Eliza Fay’s origins are obscure; she was not beautiful, rich, or outlandishly accomplished. Yet the letters she wrote from her 1779 voyage across the globe captivated E. M. Forster, who arranged for their British publication in 1925. The letters have been delighting readers ever since with their truth-is-stranger-than-fiction twists and turns, their earthy humor, and their depiction of an indomitable woman.
When the intrepid Mrs. Fay departed from Dover more than two hundred years ago, she embarked on a grueling twelve-month journey through much of Europe, up the Nile, over the deserts of Egypt, and finally across the ocean to India. Along the way her party encountered wars, territorial disputes, brigands, and even imprisonment.

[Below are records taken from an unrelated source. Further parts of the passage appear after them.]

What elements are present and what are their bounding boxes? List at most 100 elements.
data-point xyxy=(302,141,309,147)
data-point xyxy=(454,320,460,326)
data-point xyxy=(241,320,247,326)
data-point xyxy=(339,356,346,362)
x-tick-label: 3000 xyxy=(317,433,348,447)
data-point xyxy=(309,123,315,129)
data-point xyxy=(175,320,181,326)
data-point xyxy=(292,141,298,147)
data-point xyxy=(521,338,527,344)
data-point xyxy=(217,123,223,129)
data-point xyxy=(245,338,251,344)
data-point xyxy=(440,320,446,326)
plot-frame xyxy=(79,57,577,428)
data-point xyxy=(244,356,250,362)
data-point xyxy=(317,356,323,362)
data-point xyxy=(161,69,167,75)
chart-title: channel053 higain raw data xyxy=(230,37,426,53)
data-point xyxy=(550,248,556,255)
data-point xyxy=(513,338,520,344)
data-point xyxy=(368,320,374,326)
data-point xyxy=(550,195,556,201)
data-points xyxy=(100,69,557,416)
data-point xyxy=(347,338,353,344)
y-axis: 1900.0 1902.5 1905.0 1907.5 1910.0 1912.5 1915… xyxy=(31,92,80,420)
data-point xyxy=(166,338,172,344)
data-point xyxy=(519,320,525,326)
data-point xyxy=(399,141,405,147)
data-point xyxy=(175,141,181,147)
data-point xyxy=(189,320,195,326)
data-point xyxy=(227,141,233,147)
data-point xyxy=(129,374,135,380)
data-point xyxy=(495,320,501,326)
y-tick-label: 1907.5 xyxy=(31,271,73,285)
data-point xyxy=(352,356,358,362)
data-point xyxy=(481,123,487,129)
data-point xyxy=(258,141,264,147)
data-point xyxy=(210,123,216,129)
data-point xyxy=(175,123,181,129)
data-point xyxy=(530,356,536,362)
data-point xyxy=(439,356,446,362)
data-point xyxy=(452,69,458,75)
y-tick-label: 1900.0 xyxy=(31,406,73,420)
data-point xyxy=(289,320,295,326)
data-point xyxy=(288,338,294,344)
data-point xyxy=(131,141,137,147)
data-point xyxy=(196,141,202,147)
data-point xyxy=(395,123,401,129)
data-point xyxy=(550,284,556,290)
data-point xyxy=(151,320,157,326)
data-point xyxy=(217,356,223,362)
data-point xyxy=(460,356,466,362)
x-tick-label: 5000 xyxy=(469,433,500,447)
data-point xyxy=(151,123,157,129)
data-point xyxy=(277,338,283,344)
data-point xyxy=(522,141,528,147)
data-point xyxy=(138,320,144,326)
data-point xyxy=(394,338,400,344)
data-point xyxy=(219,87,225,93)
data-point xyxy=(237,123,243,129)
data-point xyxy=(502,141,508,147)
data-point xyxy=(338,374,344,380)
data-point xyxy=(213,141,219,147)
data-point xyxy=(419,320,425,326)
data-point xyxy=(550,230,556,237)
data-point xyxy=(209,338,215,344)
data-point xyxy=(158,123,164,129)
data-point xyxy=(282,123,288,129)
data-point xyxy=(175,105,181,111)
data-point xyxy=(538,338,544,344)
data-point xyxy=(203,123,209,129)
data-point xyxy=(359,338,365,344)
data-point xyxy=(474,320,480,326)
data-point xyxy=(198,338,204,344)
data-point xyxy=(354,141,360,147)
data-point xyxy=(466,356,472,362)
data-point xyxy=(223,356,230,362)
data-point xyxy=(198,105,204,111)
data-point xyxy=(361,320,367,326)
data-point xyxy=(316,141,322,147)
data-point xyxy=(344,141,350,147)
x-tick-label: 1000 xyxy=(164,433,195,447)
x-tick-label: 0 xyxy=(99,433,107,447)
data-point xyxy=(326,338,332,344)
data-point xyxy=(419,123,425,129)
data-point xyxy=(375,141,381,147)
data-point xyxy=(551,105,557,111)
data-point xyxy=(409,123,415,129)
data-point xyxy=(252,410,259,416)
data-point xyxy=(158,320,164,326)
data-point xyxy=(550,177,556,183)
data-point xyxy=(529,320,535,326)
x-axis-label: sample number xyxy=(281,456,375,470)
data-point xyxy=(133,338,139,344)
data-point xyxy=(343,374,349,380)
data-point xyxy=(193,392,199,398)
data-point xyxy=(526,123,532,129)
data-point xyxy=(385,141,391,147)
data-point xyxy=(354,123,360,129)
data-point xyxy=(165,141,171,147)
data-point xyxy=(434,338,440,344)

Fay was a contemporary of Jane Austen, but her adventures are worthy of a novel by Daniel Defoe. These letters—unfiltered, forthright, and often hilarious—bring the perils and excitements of an earlier age to life.
The Letters put Raiders of the Lost Ark in the category of timid and passive inactivity.
In [the letters] we discover India through a woman blessed with unusual vitality and great humanity, a lively eye and a sharp ear… . In her exuberant presence we quickly come to see why Forster rated her ‘a work of art.’
—Francis Robinson, History Today
Born in a country where caste was life, she had no caste to speak of, and she had no husband worth mentioning in an age when a woman could scarcely survive without one. Yet she survived… . Her sharp unsentimental middle-class eyes saw through the vanities of this world.
—Katherine Anne Porter, The New Republic
Were she only frank and naïve, it would be something, but she is much more: a soul courageous and gallant, an eye and ear always on the watch… . Though [her letters] have value historically, their main interest is human: they show us a highly remarkable character, triumphant over the difficulties of life and narrative style.